Signed-off-by: Simone Magnani <[email protected]>
@smagnani96 smagnani96 force-pushed the pr/relocated_vars_userspace branch from f6a94c5 to fb547c3 Compare September 6, 2024 21:53
@mejedi
Copy link
Contributor

mejedi commented Sep 26, 2024

It probably makes sense to land basic bpf2go variable support first:

  • VariableSpecs included in generated xxxSpecs; do we need to segregate them similar to today's xxxProgramSpecs/xxxMapSpecs?
  • Variables included in generated xxxObjects.

I see huge value in a type-safe get/set API you are proposing. It would be nice to have not only Variables covered, but probably VariableSpecs, and Maps, and MapSpecs as well.

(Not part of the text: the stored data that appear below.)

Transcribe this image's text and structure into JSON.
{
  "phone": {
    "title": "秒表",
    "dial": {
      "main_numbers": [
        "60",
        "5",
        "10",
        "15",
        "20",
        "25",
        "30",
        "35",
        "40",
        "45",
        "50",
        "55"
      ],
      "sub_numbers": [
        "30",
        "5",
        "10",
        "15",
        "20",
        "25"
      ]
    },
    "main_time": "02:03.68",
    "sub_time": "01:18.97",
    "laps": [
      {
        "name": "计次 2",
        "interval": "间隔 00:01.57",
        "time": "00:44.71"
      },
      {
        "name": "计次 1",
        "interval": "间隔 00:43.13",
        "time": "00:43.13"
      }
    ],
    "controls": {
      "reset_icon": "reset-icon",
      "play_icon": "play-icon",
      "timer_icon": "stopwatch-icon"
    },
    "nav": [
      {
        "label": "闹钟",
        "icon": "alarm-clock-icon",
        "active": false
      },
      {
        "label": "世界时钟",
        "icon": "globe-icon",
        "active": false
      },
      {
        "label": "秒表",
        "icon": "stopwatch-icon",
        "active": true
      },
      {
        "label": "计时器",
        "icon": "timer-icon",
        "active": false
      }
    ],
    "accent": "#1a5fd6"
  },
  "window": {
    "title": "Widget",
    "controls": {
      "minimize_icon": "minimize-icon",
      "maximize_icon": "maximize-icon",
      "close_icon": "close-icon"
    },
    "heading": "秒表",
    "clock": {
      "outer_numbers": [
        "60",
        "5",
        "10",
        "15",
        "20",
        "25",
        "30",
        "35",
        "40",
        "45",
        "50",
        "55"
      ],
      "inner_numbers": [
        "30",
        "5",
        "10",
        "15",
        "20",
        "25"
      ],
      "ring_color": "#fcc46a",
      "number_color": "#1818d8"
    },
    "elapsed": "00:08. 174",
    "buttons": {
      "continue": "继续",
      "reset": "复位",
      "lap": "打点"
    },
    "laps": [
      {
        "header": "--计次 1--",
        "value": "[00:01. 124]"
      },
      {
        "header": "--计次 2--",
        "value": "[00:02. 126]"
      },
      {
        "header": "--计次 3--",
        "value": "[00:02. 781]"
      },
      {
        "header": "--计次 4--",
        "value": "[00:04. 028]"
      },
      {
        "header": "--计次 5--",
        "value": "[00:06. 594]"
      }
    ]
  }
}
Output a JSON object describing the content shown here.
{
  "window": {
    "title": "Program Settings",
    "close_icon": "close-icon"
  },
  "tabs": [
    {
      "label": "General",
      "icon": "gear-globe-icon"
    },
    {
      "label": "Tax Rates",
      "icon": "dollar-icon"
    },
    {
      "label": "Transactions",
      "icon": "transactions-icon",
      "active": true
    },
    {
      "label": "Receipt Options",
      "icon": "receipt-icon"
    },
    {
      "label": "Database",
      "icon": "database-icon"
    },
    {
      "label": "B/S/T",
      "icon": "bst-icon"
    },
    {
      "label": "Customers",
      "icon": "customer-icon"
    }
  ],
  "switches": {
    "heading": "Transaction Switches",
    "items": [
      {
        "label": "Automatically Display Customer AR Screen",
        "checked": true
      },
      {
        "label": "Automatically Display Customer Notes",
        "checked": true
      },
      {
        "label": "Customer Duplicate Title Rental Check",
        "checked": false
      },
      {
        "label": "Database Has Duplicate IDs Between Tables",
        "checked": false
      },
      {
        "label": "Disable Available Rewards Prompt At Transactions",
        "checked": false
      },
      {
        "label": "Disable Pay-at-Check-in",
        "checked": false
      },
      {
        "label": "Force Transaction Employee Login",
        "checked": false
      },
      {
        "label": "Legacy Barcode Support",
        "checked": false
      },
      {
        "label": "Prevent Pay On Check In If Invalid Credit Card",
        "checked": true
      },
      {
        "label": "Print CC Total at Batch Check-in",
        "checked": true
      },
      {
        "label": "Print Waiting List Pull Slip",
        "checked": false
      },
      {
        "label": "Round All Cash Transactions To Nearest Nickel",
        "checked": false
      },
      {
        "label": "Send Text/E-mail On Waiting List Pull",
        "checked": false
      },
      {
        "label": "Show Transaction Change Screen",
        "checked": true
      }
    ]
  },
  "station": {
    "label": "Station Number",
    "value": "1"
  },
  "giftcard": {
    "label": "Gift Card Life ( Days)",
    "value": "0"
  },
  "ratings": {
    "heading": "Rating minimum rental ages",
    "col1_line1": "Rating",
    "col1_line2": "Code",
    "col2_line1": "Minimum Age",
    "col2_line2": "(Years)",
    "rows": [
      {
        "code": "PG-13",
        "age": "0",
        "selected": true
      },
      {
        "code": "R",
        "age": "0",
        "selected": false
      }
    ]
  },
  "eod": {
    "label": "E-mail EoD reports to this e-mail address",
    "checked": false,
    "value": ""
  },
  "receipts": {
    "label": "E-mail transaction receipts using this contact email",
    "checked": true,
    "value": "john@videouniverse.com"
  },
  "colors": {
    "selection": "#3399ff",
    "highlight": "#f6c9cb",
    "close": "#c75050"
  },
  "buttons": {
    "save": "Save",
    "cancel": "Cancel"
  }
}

Is it possible to devise an approach that works with Variables initially, but can be extended for other object kinds later? Can we generate less code by using generics?

@smagnani96
Copy link
Contributor Author

It probably makes sense to land basic bpf2go variable support first:

  • VariableSpecs included in generated xxxSpecs; do we need to segregate them similar to today's xxxProgramSpecs/xxxMapSpecs?
  • Variables included in generated xxxObjects.

I see huge value in a type-safe get/set API you are proposing. It would be nice to have not only Variables covered, but probably VariableSpecs, and Maps, and MapSpecs as well.

Is it possible to devise an approach that works with Variables initially, but can be extended for other object kinds later? Can we generate less code by using generics?

Do you suggest to change this PR to provide basic VariableSpecs support in bpf2go or should I open a new one?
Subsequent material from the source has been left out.